Septuagenarian William Safire is still writing his "On Language" column in the New York Times and the latest attempts to track a direct line from refacimento (also spelled rifacimento) to remix and mashup to mishmash:
Other old citations prefer refacimento, pronounced re-FATCH-i-men-toe, from the Italian word taken up in English that means, in the definition of the Oxford English Dictionary, 'a new-modelling or recasting of a literary work.' Such recreativity is accelerating today, especially in music, suggesting to me an updating to 'the radical refashioning of a work of art, often by computer.' It has spawned a new set of synonyms beginning with re, Latin for 'again.'
Even for a former Nixon speechwriter (yes, that Nixon), remix is all about art and culture and, more importantly for our purposes, creativity (again).
In re re-mash: This could be a remix of a remix, or a remix of a mash-up, or a mash-up of a remix; it seems to be a coinage in process. On ABC Radio in 2005, Amanda Smith reported from the Sydney Festival that "DJ Spooky, that Subliminal Kid, is here to perform his live 'remash' of D. W. Griffith's silent epic, ‘Birth of a Nation’ (1915)."
Safire writing about Spooky? It's ... well, spooky.

But the surprise link in the column is when Safire traces mashup from old English through Jewish slang:
The old word that underlies all these galloping gallimaufries is mishmash. I recall a letter written to Gov. William Scranton of Pennsylvania, who was running for the Republican presidential nomination in 1964: "Dear Sir: If you contemplate campaigning in any more Jewish neighborhoods, I suggest you learn how to pronounce 'mishmash.' It is not pronounced 'mash,' as you said on 'Meet the Press,' but rather as though it were spelled MOSH. Sincerely, Groucho Marx."

That word has been in the English language since 1475, its meaning 'hotchpotch, jumble.' It is not a Yiddishism, though one copy editor, playing on the punch line of a Jewish joke, told me long ago, “Funny, it doesn’t look English.” A frequent pronunciation, as Groucho insisted, is mishmosh.
Playing it out to an extreme, I can't help but wonder where does the term mosh pit come from?

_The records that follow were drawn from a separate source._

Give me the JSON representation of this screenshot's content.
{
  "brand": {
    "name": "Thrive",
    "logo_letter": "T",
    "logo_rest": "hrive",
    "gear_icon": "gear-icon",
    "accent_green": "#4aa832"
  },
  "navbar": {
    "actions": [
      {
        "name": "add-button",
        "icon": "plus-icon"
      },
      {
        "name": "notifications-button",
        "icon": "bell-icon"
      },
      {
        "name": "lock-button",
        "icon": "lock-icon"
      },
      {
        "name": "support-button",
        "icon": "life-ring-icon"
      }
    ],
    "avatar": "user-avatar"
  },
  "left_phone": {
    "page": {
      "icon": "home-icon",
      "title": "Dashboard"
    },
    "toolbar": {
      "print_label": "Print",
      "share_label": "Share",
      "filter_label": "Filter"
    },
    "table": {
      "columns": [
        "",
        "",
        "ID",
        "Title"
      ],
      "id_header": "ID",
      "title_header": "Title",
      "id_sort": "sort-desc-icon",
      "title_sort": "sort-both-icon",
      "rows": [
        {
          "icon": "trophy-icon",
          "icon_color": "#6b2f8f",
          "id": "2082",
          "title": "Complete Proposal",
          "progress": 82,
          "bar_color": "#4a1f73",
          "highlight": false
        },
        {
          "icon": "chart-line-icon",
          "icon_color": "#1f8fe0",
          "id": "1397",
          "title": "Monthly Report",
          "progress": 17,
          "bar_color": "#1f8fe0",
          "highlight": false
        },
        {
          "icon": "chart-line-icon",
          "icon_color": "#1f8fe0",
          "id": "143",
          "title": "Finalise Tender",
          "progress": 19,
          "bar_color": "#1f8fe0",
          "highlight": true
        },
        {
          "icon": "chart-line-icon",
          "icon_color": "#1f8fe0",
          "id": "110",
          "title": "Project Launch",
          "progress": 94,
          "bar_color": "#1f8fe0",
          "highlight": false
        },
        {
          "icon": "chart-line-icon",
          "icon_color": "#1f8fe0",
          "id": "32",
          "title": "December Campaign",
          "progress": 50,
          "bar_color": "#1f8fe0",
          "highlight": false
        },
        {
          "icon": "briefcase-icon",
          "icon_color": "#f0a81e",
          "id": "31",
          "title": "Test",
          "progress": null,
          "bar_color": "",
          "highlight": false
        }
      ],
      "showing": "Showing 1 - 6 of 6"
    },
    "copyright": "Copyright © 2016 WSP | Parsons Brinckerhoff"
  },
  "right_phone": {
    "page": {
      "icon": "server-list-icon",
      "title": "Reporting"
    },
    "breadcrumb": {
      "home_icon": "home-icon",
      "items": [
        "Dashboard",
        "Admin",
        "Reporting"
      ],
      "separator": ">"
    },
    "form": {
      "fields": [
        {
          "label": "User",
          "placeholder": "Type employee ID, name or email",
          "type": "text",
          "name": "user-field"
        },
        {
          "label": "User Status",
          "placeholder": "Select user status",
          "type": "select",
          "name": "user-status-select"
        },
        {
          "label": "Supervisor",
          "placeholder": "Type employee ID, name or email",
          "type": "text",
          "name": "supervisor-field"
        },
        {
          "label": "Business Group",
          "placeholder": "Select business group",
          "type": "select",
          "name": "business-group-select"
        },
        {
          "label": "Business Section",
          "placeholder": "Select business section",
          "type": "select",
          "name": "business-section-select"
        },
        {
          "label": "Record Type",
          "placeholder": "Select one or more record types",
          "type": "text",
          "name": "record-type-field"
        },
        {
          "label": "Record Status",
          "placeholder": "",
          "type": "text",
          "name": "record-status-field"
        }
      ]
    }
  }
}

H.R. (Paul Hudson) of the Washington, D.C. area hardcore punk band Bad Brains, regarded as a band that "put moshing on the map",[5] were partly responsible for coining the term. Due to their affected Jamaican-accented pronunciation of the word mash in their lyrics and stage banter, fans in D.C. heard this as mosh instead.
Safire's mainstream attention on the linguistic trace of remixology throughout human history has me wondering if we can seriously remix ourselves out of this economic calamity we are surely living through and that has only just begun. Is it even possible to, say, mash-up The New Deal with An Inconvenient Truth? Dangermouse used the Beatles and Jay-Z to create the Grey Album but what about some Red and Black? Is that just one serious urban mashup away?

Given the instability of the entire global economy, one cannot help but wonder where we will find our Moshe the Mashup Artist to part the (deep in the) red seas so that we can get back into the black.

The self-proclaimed anarchist Bob Black (as his name just so happens to be) has always been a proponent of "ludic activism" where "the theory of comedic revolution is much more than a blueprint for crass struggle: like a red light in a window, it illuminates humanity's inevitable destiny, the declasse society." He even wrote a Theses on Groucho Marxism to prove it:
Although not entirely lacking in glimmers of Marxist insight, socialist (sur)realism must be distinguished from G-Marxism. It is true that Salvador Dali once gave Harpo a harp made out of barbed wire; however, there is no evidence that Harpo ever played it.
As Moshe the Rastafarian Mashup Artist himself might have once said, "Do you follow me?"